Project III 2024-25
Path Integrals and Instantons in Quantum Mechanics
Madalena Lemos (email)
Description
Classically if you have a particle in a double well potential as the one pictured on the right there is no trajectory for a particle to travel from one well to the other. Quantum mechanically, however, a particle can tunnel from one to the other -- these tunneling processes are described by Instantons .
To study instantons we will first study path integrals. In quantum mechanics you quantized by promoting variables to operators, this project explores an alternate quantization approach, called path integral quantization. We will quantize the theory by summing over all possible trajectories, or more precisely by a weighted integral over all possible trajectories, not rescricted to the path that is the solution of the classical equations of motion. Motivating this approach with the double slit experiment (recall the electron "sees" both slits) you will derive the path integral, and see how in the classical limit you recover the principle of least action principle of least action. Path integrals are a beautiful way to describe Instantons . These appear naturally as classical solutions to the Euclidean equations of motion with a finite action, so you can study of instantons in quantum mechanics.

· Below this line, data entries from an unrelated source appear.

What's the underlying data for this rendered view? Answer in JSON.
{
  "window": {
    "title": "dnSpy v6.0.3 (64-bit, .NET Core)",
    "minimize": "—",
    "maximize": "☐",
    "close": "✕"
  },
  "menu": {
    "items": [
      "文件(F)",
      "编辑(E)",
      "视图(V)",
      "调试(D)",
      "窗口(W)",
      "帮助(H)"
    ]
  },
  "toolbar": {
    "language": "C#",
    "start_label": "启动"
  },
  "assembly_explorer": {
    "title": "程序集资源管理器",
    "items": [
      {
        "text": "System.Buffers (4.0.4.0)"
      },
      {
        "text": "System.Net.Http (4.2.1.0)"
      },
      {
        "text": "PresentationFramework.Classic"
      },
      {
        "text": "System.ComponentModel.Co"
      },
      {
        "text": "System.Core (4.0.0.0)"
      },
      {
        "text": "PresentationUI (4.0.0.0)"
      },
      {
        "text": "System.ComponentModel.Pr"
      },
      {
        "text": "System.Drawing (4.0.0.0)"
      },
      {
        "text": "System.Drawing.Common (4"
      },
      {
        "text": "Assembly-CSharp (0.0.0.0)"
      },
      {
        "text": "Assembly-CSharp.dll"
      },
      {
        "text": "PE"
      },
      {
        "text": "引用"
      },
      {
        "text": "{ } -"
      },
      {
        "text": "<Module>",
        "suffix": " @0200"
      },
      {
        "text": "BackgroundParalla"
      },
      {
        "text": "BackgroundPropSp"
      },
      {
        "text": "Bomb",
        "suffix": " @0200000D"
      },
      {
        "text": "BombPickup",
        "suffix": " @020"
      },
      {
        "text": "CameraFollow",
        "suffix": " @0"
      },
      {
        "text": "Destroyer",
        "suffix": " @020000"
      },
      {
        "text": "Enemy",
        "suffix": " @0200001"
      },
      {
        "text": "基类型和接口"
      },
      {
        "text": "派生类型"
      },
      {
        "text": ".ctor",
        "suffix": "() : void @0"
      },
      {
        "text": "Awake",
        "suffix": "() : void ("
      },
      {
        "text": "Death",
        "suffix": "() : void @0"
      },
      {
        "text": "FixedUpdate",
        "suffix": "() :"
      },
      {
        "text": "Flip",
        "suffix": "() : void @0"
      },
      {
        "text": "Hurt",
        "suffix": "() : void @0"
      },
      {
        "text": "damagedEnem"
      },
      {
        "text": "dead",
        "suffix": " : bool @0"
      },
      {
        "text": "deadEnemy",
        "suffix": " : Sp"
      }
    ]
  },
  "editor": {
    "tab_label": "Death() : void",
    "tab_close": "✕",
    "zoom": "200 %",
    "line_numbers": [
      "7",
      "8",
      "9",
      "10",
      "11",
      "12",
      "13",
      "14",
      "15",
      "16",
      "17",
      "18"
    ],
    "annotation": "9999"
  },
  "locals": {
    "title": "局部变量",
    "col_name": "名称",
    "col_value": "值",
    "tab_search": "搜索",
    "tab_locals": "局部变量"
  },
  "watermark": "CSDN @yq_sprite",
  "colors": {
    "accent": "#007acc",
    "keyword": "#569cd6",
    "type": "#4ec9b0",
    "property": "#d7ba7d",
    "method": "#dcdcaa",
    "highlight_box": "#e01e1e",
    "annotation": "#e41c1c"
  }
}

There are many uses of path integrals in quantum mechanics that could also naturally fit into this project.
Essential Prior Modules
- Mathematical Physics II or Theoretical Physics 2
Essential Companion Modules
- Quantum Mechanics III or Foundations of Physics 3a
References
- Feynman and Hibbs, Quantum Mechanics and Path Integrals -- chapters 1, 2
- J. Zinn-Justin, Path integrals in quantum mechanics
- T. Lancaster, S. Blundell, Quantum Field Theory for the Gifted Amateur -- chapters 23, 50
- Coleman, Aspects of symmetry chapter 7.2